То, что мне сейчас предстоит рассказать, – поистине страшно… В ту ночь, когда Вероника попросила меня молиться за нее, я думала, что потрясена до самого дна моей души. Но в то время я уже не переносила любви в сфере человеческого – и уж тем более в сфере Божественного! И я уже не способна была различать силы внутри моей души. Я тогда еще смогла переступить порог церкви, но почувствовать Любовь мне уже было не суждено. Я отказалась от таинства. Почему я сделала это, я не могу сказать, ибо даже самая ничтожная причина означала бы еще какую-то возможность оправдания. Есть некая темная причина, не имеющая причины, – абсолютное «нет».
До того дня Бог никогда не оставлял меня совсем, а я никогда не отступалась от Него окончательно. Но в тот день в моей внутренней жизни что-то оборвалось и все в ней стало совершенно иным. Мне кажется, я и до этого порой пребывала уже не только во власти Бога, но оказывалась на границе иной власти. Я имею в виду того, кого называют князем мира сего. Однако мир здесь ни при чем: с ним, князем мира сего, имеют дело лишь дети Божьи, отпавшие от Бога. Я имела с ним дело, и он принудил меня к тому, чего так и не смогла добиться от меня Любовь Божья: он заставил меня отречься от себя самой. Ведь тот, о ком я говорю, не нежен и не деликатен, как любовь Божья; и, как только он услышит это абсолютное «нет», он тотчас же получает и «да» – «да» абсолютной бессмысленности собственной души. Мне пришлось отбросить ее от себя, как кусок земли! Ибо душа человека крепится во Вселенной единственно благодаря милосердию Божию, и стоит ей только отделиться от него, как ее уже невозможно распознать. Она как бы вдруг погружается в слепую материю, а вынырнув из нее, уподобляется нечистой силе, обитающей в пустых домах: в нее не верят. В нее уже не верят, даже если человек потом все же признает Бога и Его Церковь; как раз тогда-то он и теряет свою душу все больше и больше. Ибо это признание есть суд – человек сам себе выносит проклятие. И поэтому тот, о ком я говорю, подталкивает человека, уже покорившегося его власти, именно к этому признанию. В то время я, как преступник, которого тянет на место преступления, постоянно говорила о Боге и о Церкви. Я делала это не только на свою собственную погибель, но и на погибель своих слушателей. Ибо эти свидетельства не воодушевляют, а убивают.
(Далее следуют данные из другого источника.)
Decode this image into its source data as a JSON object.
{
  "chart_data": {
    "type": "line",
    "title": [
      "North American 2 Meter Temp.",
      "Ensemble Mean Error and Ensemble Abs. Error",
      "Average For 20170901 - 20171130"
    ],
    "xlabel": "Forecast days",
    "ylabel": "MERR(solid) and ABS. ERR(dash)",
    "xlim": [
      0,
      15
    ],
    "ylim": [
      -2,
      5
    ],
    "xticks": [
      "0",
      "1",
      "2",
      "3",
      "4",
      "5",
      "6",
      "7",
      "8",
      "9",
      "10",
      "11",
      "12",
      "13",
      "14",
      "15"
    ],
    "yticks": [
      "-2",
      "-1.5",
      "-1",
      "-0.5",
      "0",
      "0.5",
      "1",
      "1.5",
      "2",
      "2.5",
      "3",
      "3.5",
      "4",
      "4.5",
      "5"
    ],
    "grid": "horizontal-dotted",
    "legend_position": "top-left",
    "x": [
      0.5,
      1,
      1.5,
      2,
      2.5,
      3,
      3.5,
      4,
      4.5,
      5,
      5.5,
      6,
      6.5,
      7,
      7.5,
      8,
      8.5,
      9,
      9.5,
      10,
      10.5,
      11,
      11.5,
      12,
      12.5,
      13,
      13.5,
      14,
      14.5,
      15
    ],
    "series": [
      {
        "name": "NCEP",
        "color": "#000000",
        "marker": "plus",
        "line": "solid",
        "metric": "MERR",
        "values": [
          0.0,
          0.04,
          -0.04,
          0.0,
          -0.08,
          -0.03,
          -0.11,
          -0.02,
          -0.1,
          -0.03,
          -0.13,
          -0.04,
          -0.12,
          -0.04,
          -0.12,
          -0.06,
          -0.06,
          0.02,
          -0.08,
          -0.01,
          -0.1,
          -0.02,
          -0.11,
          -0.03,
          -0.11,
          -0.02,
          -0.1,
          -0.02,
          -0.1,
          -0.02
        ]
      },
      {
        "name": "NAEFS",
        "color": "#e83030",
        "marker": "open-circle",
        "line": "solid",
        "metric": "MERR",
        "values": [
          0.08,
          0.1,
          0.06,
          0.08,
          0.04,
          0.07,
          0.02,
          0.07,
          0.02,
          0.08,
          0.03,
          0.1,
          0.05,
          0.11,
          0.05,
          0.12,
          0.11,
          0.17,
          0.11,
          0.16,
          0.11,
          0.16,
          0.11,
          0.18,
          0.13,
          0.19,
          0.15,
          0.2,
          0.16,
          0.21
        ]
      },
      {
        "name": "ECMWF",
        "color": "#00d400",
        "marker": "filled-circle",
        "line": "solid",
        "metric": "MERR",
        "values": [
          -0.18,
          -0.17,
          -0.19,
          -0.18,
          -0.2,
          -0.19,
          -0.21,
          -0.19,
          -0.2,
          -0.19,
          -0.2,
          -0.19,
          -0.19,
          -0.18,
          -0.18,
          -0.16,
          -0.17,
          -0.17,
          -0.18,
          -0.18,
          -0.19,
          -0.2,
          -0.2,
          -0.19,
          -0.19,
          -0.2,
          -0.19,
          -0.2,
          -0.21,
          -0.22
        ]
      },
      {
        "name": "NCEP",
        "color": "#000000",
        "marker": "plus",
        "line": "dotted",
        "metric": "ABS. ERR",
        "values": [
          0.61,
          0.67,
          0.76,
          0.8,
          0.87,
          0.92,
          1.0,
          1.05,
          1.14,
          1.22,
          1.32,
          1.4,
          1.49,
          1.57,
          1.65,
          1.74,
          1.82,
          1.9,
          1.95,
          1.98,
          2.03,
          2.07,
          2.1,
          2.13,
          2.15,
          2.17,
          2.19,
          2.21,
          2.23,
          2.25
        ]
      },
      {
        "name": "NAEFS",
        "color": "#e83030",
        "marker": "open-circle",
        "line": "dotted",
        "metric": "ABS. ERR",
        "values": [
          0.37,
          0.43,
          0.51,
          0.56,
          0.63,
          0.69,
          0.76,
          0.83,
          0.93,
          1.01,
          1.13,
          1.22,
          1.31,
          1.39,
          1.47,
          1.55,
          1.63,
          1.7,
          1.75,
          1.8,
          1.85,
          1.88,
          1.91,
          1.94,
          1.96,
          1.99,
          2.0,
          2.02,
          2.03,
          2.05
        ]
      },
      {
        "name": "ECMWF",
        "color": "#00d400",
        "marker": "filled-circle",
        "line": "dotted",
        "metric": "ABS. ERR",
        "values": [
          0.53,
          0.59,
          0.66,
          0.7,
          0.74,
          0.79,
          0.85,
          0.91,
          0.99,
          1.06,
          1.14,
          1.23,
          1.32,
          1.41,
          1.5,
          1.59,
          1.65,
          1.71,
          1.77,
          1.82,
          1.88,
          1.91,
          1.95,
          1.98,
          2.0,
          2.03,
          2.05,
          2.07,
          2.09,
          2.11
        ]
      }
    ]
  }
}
И все же в то время я еще не была совершенно неверующей. У меня не было ни любви, ни смирения, ни надежды, но я еще не утратила чувство вины. Я тогда хорошо сознавала, что должна буду держать ответ перед Богом не только за свою собственную душу, но и за душу Вероники, и теперь уже в некоей совершенно по-иному страшной глубине, чем прежде. Вначале судьба ребенка, как казалось, повторяла мою судьбу, ведь мы, как скалолазы, были связаны одной веревкой. Я со своим чувством вины еще верила в Бога. Но чувство вины – это еще не последняя форма веры: последняя форма веры приходит тогда, когда ты уже не в силах переносить чувство вины, когда эта мука становится столь ужасной, что порождает ненависть. Я тогда оттолкнула от себя все, что могло напомнить мне о Боге, – и крест, и четки, и требник; их вид жег меня, как огонь. И это и есть последняя форма веры. Лишь тогда, когда погаснет даже ненависть к Богу, у человека уже и в самом деле не остается ни капли веры. И вот тут-то как раз и начинается страшное, глумливо-злорадное торжество того, в чьей власти я находилась: я, всегда так испуганно державшаяся за свою душу, что даже не хотела до конца открыться Божественной любви, – я открылась в своем страхе человеку; но не человеку в его сострадании, а человеку в его дерзкой самонадеянности. Я раскрыла перед этой самонадеянностью те глубины своей души, о которых вправе судить один лишь Бог. Церковным таинствам я предпочла науку: я исповедовалась врачу и получила то единственное отпущение, которое может даровать мирская жизнь, – абсолюцию психиатра, в глазах которого нет неискупимых грехов, потому что нет души, способной отречься от Бога. И эта абсолюция дала мне тот ужасный мир, которым сегодня живут тысячи, чья болезнь не что иное, как отреченность от мира Божьего! Ибо даже те, что далее всех отстоят от Бога, связаны с Ним этим «либо-либо», иначе бы они не жили.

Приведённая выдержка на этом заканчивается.